The Inland Empire (I.E.) covers 60 miles from north to south and ~50 miles east to west, and is comprised of Riverside and San Bernardino Counties. Its vast, sparse geographical landscape includes urban, semi-urban, and rural areas. It has a population of more than 4.5 million Californians—over 11 percent of the state’s population—and is one of the fastest growing regions in the state. According to census data, the Inland Empire is experiencing a growth in population given the high housing prices in other Southern California counties, which has resulted in an increasing flow of residents moving from the Los Angeles metro area to the Riverside metro area.

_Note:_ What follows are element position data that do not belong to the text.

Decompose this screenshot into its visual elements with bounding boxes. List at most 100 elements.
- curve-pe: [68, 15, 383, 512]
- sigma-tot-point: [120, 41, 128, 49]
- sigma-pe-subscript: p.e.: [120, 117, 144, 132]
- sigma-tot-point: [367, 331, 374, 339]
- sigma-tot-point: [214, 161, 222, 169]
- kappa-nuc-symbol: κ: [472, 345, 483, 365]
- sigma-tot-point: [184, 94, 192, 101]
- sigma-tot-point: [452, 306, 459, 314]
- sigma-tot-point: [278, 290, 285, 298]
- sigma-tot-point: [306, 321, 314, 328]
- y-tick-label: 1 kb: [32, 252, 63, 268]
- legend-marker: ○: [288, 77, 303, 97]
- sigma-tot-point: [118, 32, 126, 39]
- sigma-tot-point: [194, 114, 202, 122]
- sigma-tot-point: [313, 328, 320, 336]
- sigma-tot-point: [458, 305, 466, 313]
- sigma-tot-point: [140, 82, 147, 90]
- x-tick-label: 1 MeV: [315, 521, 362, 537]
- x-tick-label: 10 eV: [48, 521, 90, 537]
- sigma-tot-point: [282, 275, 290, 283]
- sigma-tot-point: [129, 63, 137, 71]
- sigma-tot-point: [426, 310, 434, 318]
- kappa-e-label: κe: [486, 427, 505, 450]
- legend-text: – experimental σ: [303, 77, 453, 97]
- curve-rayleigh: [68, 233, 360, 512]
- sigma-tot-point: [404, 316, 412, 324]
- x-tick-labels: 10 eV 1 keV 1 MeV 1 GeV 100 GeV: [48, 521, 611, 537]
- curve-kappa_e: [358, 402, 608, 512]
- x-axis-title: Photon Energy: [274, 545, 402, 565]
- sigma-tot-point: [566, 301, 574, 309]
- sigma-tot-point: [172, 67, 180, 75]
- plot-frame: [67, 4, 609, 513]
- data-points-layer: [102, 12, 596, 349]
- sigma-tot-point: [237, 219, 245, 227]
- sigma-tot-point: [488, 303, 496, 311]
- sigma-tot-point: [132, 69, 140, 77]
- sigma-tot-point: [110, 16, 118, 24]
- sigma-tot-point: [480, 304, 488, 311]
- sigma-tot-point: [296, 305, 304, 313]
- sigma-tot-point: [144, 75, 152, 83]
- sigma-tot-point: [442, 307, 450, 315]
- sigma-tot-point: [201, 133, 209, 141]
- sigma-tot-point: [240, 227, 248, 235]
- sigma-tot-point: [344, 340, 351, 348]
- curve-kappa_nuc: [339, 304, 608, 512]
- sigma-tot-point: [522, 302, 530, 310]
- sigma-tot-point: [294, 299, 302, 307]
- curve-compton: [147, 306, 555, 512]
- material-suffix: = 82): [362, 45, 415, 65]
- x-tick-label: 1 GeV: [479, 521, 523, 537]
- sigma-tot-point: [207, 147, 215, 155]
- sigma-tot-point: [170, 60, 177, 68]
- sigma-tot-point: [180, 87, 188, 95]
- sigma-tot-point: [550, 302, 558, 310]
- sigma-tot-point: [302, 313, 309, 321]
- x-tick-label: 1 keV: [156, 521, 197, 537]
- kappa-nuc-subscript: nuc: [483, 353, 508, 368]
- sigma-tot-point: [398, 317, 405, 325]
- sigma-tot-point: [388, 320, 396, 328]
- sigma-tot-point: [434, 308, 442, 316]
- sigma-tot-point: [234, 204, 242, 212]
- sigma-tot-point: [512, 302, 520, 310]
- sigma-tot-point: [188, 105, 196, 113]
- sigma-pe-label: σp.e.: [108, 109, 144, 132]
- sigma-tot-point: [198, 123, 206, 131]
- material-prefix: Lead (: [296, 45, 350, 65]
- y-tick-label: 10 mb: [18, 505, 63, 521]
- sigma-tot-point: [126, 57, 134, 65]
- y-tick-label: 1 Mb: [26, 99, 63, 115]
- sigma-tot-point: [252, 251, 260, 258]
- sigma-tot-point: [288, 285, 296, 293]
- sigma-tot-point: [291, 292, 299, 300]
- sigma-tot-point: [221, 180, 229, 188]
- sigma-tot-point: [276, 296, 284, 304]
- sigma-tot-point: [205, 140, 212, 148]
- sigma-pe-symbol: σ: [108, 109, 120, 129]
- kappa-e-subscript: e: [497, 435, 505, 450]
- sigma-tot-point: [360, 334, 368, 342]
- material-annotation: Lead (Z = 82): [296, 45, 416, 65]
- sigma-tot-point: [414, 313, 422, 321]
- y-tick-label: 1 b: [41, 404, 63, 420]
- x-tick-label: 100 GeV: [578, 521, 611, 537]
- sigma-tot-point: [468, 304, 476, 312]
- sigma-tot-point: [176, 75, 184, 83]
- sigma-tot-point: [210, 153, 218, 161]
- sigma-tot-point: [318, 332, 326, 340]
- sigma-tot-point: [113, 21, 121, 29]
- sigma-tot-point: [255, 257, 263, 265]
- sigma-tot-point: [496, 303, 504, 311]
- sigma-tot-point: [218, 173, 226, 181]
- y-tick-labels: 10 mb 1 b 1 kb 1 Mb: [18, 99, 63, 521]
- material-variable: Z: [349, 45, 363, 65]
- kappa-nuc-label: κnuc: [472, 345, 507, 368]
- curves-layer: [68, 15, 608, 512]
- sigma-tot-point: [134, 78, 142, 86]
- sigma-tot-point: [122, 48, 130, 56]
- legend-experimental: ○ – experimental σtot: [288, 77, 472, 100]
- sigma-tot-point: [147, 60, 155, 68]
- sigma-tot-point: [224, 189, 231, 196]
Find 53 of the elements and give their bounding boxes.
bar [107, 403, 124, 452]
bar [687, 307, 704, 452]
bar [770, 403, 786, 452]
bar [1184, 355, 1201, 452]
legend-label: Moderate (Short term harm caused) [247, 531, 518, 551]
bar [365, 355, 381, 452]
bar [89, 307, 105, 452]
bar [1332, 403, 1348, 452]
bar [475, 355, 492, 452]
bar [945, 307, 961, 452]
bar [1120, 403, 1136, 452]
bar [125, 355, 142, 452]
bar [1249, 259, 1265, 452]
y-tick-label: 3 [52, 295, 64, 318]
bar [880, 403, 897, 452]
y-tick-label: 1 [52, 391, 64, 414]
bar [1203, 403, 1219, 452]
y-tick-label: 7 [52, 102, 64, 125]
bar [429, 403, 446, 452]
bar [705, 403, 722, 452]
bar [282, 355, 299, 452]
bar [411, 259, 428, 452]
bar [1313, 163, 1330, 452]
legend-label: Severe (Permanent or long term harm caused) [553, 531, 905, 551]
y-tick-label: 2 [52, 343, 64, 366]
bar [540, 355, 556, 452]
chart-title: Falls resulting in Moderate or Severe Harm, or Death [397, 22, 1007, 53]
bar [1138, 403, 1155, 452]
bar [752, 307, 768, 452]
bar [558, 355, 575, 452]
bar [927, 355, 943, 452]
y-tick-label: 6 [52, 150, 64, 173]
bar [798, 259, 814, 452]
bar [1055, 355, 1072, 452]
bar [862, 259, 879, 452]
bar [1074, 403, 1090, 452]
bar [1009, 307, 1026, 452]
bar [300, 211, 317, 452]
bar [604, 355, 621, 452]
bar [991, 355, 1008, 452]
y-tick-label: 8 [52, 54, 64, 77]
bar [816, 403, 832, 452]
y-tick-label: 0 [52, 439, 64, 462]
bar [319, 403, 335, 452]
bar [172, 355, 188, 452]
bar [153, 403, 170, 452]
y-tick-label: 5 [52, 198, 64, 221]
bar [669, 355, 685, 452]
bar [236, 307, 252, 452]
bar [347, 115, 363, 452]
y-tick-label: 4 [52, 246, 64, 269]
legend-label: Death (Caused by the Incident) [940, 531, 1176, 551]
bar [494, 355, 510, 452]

The change in the regions’ racial composition combined with the population growth of young people of color poses serious implications for the future of this region when thinking about young peoples’ civic participation and overall well-being. The great majority of young people are Latinx youth who are members of low-income and/or immigrant families. This means the regions’ youth have significantly higher poverty rates than the region’s adults.
Our research was guided by the following questions:
What are challenges and opportunities to increase civic participation of youth of color, ages 17-21, in three urban areas–the San Francisco Bay Area, Los Angeles region, and Inland Empire?
How do psycho-social well-being factors encourage or hinder civic engagement?
What role does racial identity and well-being play in civic engagement for youth of color?
What are promising opportunities to increase civic engagement by improving psycho-social well-being in which the Irvine Foundation may want to consider investing?